Читать книгу Einführung in den Bildungsroman - Ortrud Gutjahr - Страница 6
Оглавление[Menü]
I. Gattungsbegriff
1. Begriffsbestimmung Bildungsroman
Systematische Ordnungskategorie
Der Begriff Bildungsroman bezeichnet eine zentrale und lange Zeit hoch besetzte Gattung der deutschsprachigen Literatur. Als literaturwissenschaftliche Ordnungskategorie steht der Begriff für einen im Deutschland des späten 18. Jahrhunderts entstandenen Romantypus, in dem der Bildungsgang eines jugendlichen Protagonisten zumeist von der Kindheit bis zur Berufsfindung oder Berufung zum Künstler thematisiert wird. Der Gattungsbegriff Bildungsroman steht einerseits für eine literarhistorische Innovation, insofern festgestellt werden konnte, dass sich gegenüber früheren Erzählwerken ein zukunftsweisender Romantypus herausgebildet hatte. Andererseits wurde durch werkvergleichende Untersuchungen evident, dass einer Gruppe neuartiger Romane in signifikanter Weise Form- und Inhaltsmerkmale gemeinsam sind. Die Gattung Bildungsroman ist also eine nach philologischen Kriterien zusammengestellte Textgruppe, die sich sowohl durch transhistorische Konstanten als auch epochenspezifische Ausformungen auszeichnet.
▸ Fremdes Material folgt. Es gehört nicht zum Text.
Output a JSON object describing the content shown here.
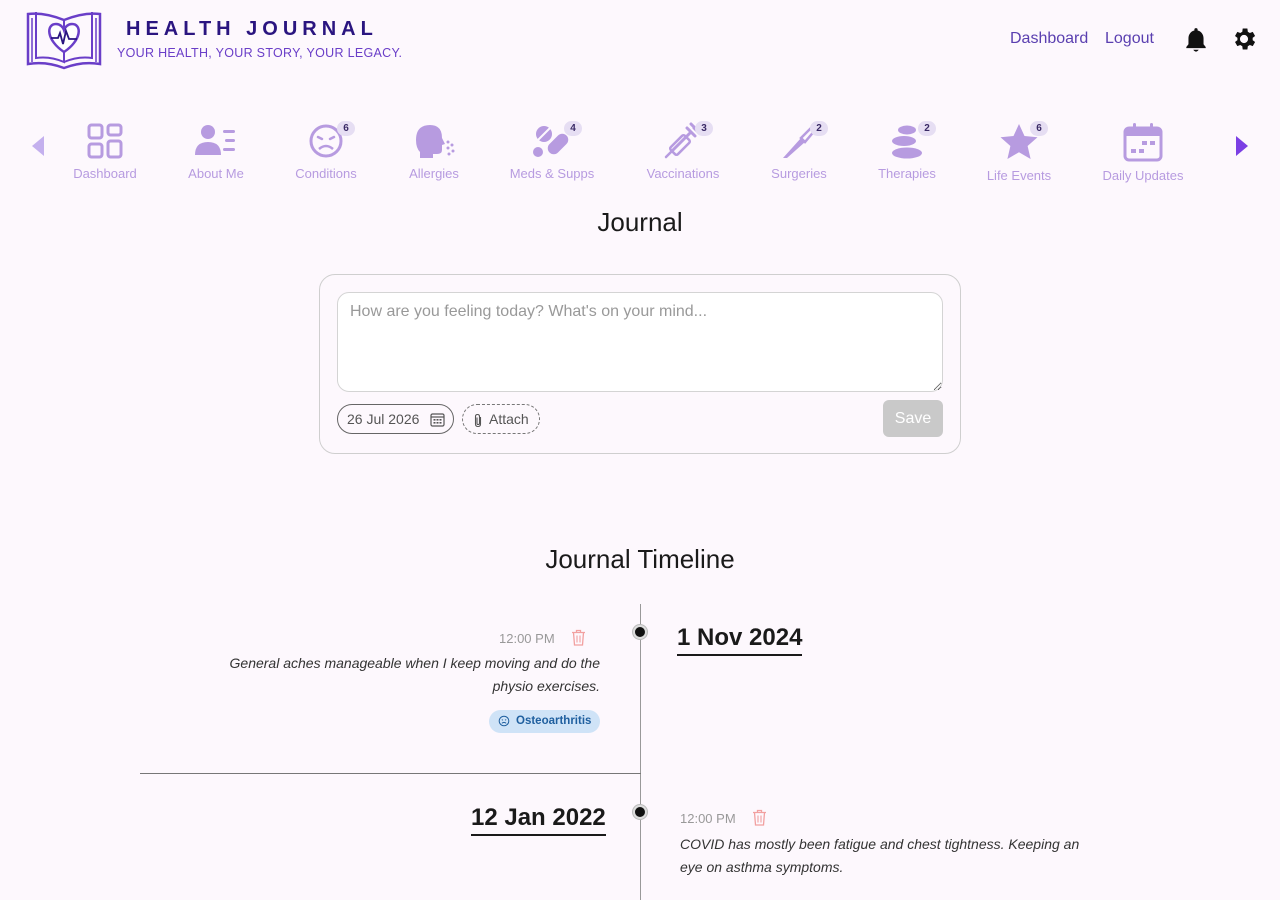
{
  "header": {
    "title": "HEALTH JOURNAL",
    "tagline": "YOUR HEALTH, YOUR STORY, YOUR LEGACY.",
    "links": {
      "dashboard": "Dashboard",
      "logout": "Logout"
    },
    "icons": [
      "book-heart-logo-icon",
      "bell-icon",
      "gear-icon"
    ]
  },
  "categories": [
    {
      "label": "Dashboard",
      "icon": "grid-icon",
      "badge": ""
    },
    {
      "label": "About Me",
      "icon": "person-card-icon",
      "badge": ""
    },
    {
      "label": "Conditions",
      "icon": "sick-face-icon",
      "badge": "6"
    },
    {
      "label": "Allergies",
      "icon": "sneeze-head-icon",
      "badge": ""
    },
    {
      "label": "Meds & Supps",
      "icon": "pills-icon",
      "badge": "4"
    },
    {
      "label": "Vaccinations",
      "icon": "syringe-icon",
      "badge": "3"
    },
    {
      "label": "Surgeries",
      "icon": "scalpel-icon",
      "badge": "2"
    },
    {
      "label": "Therapies",
      "icon": "stones-icon",
      "badge": "2"
    },
    {
      "label": "Life Events",
      "icon": "star-icon",
      "badge": "6"
    },
    {
      "label": "Daily Updates",
      "icon": "calendar-icon",
      "badge": ""
    }
  ],
  "journal": {
    "title": "Journal",
    "placeholder": "How are you feeling today? What's on your mind...",
    "date": "26 Jul 2026",
    "attach": "Attach",
    "save": "Save"
  },
  "timeline": {
    "title": "Journal Timeline",
    "entries": [
      {
        "date": "1 Nov 2024",
        "time": "12:00 PM",
        "text": "General aches manageable when I keep moving and do the physio exercises.",
        "tag": "Osteoarthritis"
      },
      {
        "date": "12 Jan 2022",
        "time": "12:00 PM",
        "text": "COVID has mostly been fatigue and chest tightness. Keeping an eye on asthma symptoms."
      }
    ]
  },
  "colors": {
    "accent": "#7b3fe4",
    "category": "#b79be0",
    "brand": "#2a1580",
    "background": "#fdf8fd"
  }
}
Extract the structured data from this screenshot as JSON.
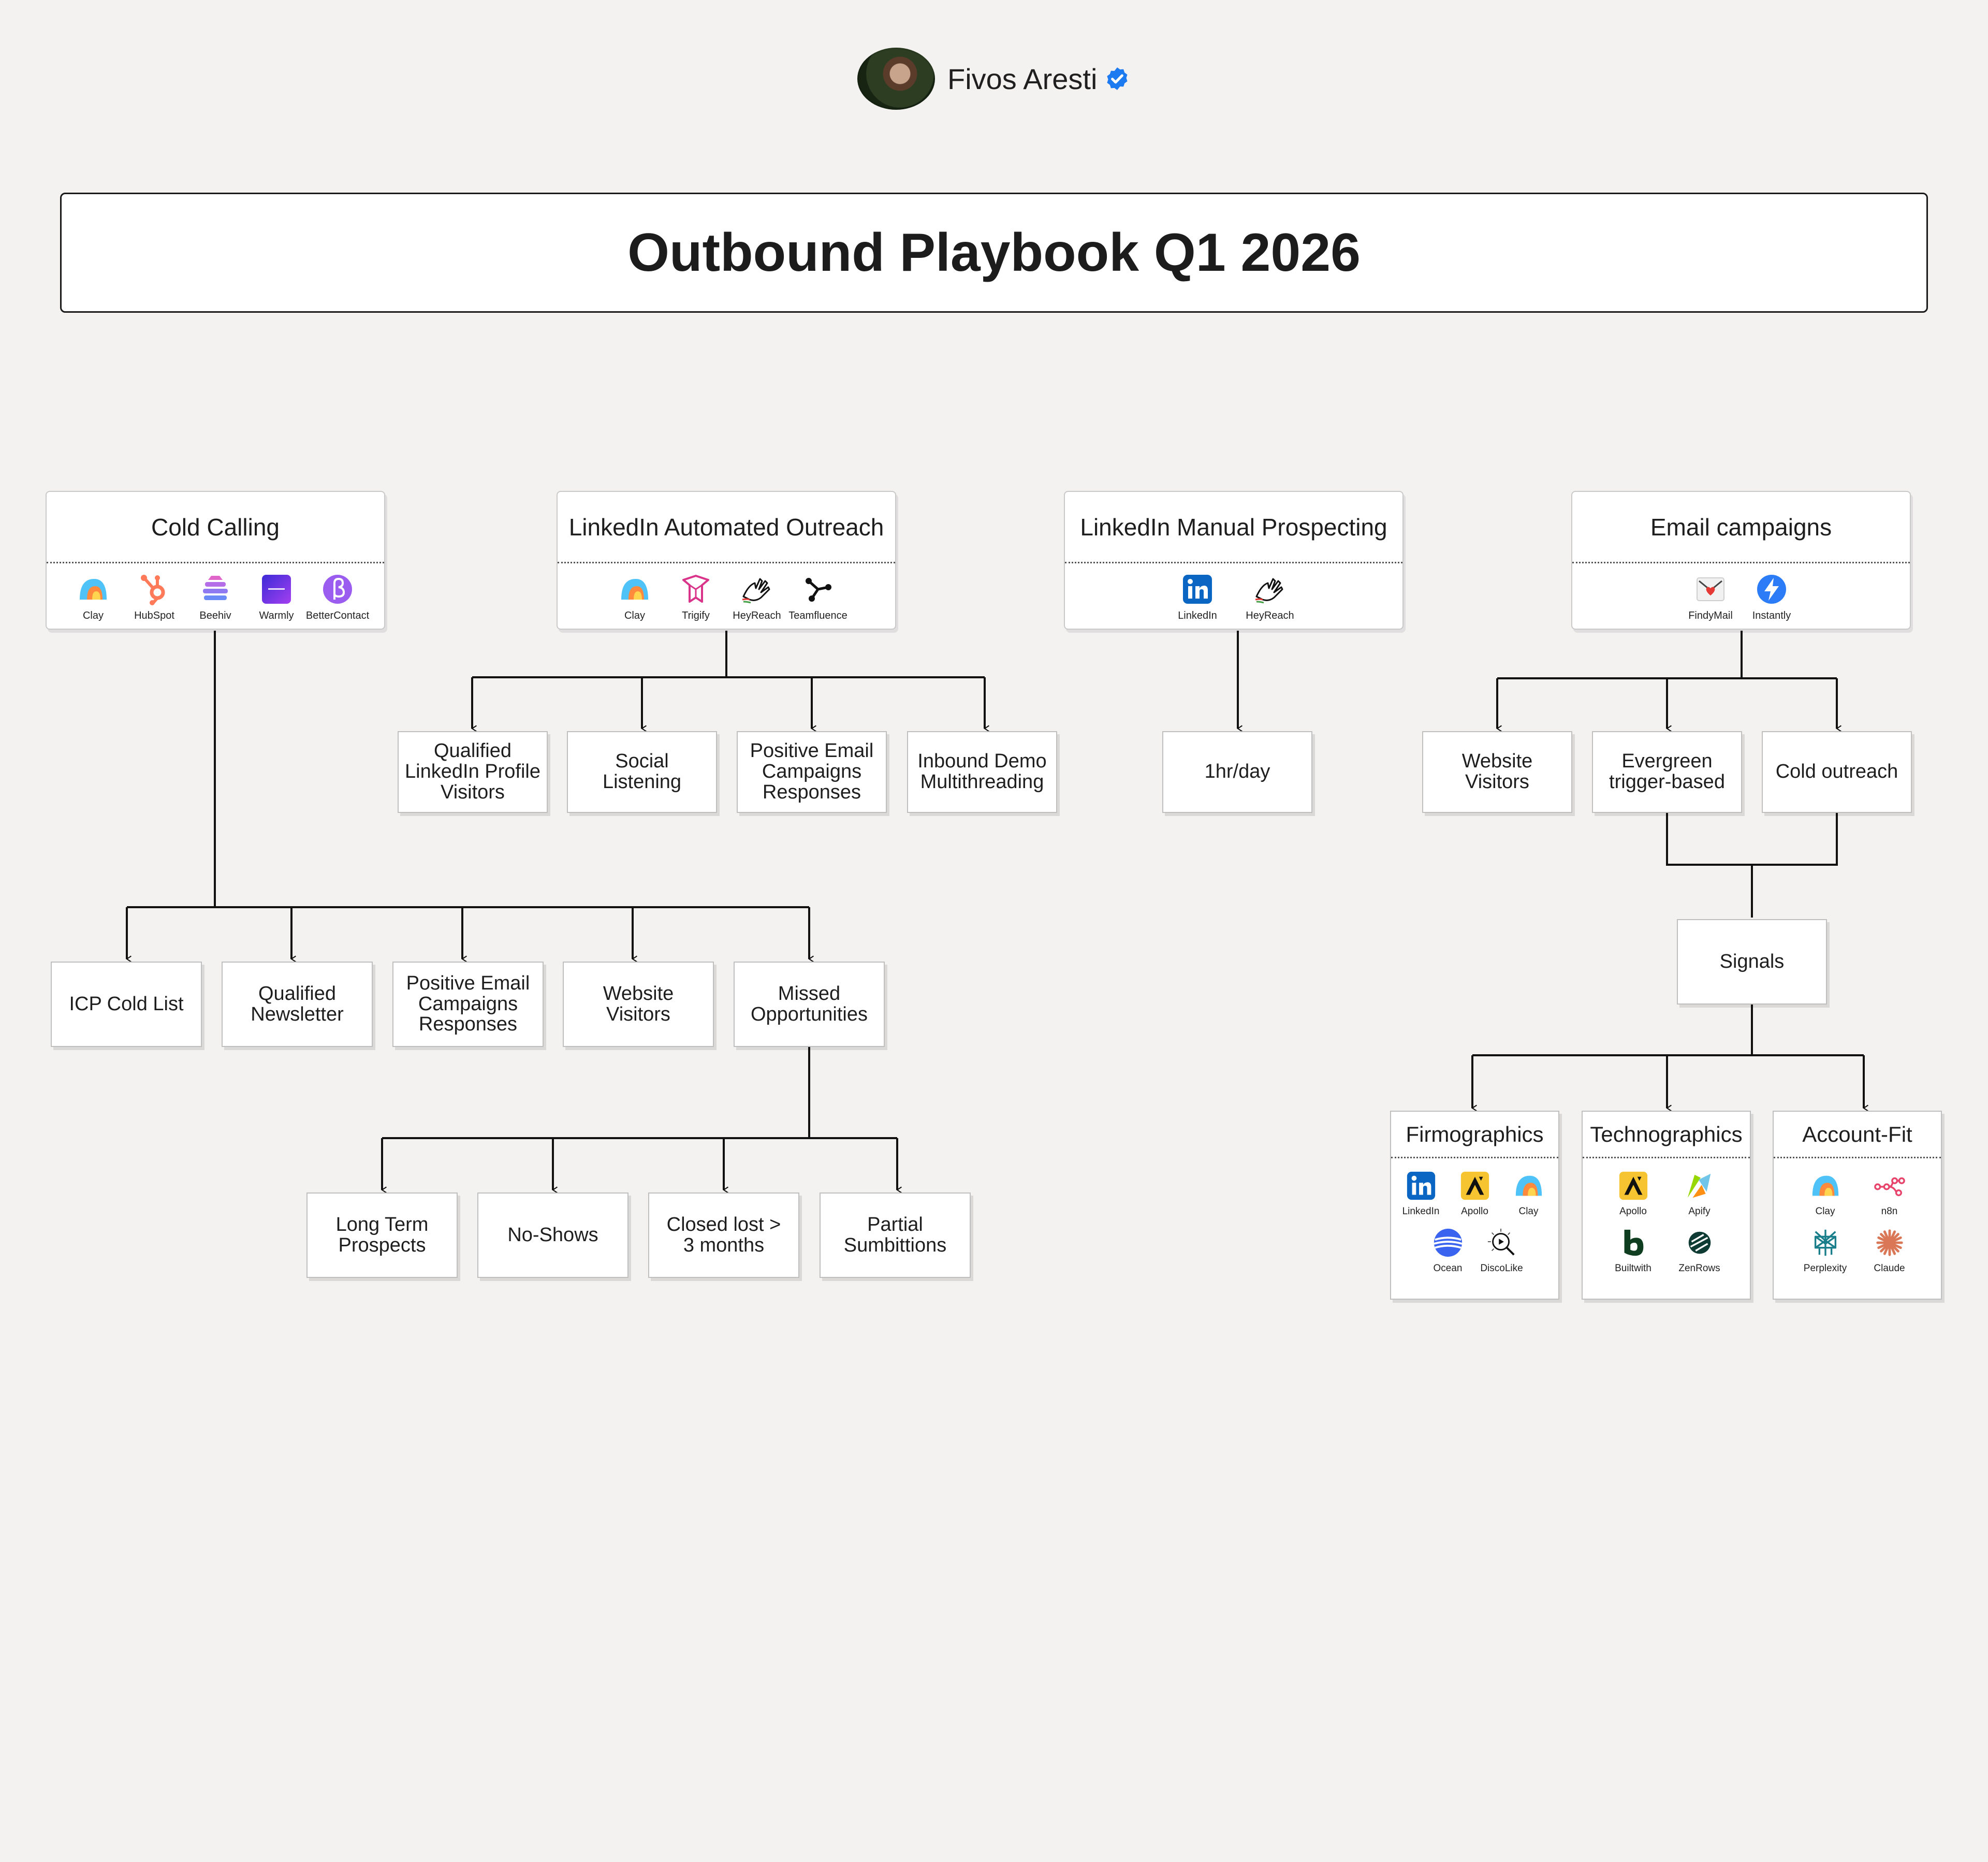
{
  "author": {
    "name": "Fivos Aresti"
  },
  "title": "Outbound Playbook Q1 2026",
  "categories": {
    "cold_calling": {
      "label": "Cold Calling",
      "tools": [
        "Clay",
        "HubSpot",
        "Beehiv",
        "Warmly",
        "BetterContact"
      ],
      "children": [
        "ICP Cold List",
        "Qualified\nNewsletter",
        "Positive Email\nCampaigns\nResponses",
        "Website\nVisitors",
        "Missed\nOpportunities"
      ]
    },
    "linkedin_automated": {
      "label": "LinkedIn Automated Outreach",
      "tools": [
        "Clay",
        "Trigify",
        "HeyReach",
        "Teamfluence"
      ],
      "children": [
        "Qualified\nLinkedIn Profile\nVisitors",
        "Social\nListening",
        "Positive Email\nCampaigns\nResponses",
        "Inbound Demo\nMultithreading"
      ]
    },
    "linkedin_manual": {
      "label": "LinkedIn Manual Prospecting",
      "tools": [
        "LinkedIn",
        "HeyReach"
      ],
      "children": [
        "1hr/day"
      ]
    },
    "email_campaigns": {
      "label": "Email campaigns",
      "tools": [
        "FindyMail",
        "Instantly"
      ],
      "children": [
        "Website\nVisitors",
        "Evergreen\ntrigger-based",
        "Cold outreach"
      ]
    }
  },
  "missed_opportunities": {
    "children": [
      "Long Term\nProspects",
      "No-Shows",
      "Closed lost >\n3 months",
      "Partial\nSumbittions"
    ]
  },
  "signals": {
    "label": "Signals",
    "groups": [
      {
        "label": "Firmographics",
        "tools": [
          "LinkedIn",
          "Apollo",
          "Clay",
          "Ocean",
          "DiscoLike"
        ]
      },
      {
        "label": "Technographics",
        "tools": [
          "Apollo",
          "Apify",
          "Builtwith",
          "ZenRows"
        ]
      },
      {
        "label": "Account-Fit",
        "tools": [
          "Clay",
          "n8n",
          "Perplexity",
          "Claude"
        ]
      }
    ]
  },
  "icons": {
    "verified": "verified-badge-icon",
    "Clay": "clay-icon",
    "HubSpot": "hubspot-icon",
    "Beehiv": "beehiv-icon",
    "Warmly": "warmly-icon",
    "BetterContact": "bettercontact-icon",
    "Trigify": "trigify-icon",
    "HeyReach": "heyreach-icon",
    "Teamfluence": "teamfluence-icon",
    "LinkedIn": "linkedin-icon",
    "FindyMail": "findymail-icon",
    "Instantly": "instantly-icon",
    "Apollo": "apollo-icon",
    "Ocean": "ocean-icon",
    "DiscoLike": "discolike-icon",
    "Apify": "apify-icon",
    "Builtwith": "builtwith-icon",
    "ZenRows": "zenrows-icon",
    "n8n": "n8n-icon",
    "Perplexity": "perplexity-icon",
    "Claude": "claude-icon"
  },
  "colors": {
    "background": "#f4f1f1",
    "stroke": "#111111",
    "verified": "#1d7bf2",
    "linkedin": "#0a66c2",
    "apollo": "#f6c431",
    "hubspot": "#ff7a59"
  }
}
Bildungsromane unterschiedlicher Epochen lassen sich somit in diachroner Analyse nach zeitübergreifend konstanten Strukturmerkmalen untersuchen. Für eine synchrone Betrachtungsweise werden hingegen Bildungsromane eines definierten Zeitraums in ihren Gemeinsamkeiten hinsichtlich epochenspezifischer Modellierung und zeittypischer Diskursformationen von Interesse.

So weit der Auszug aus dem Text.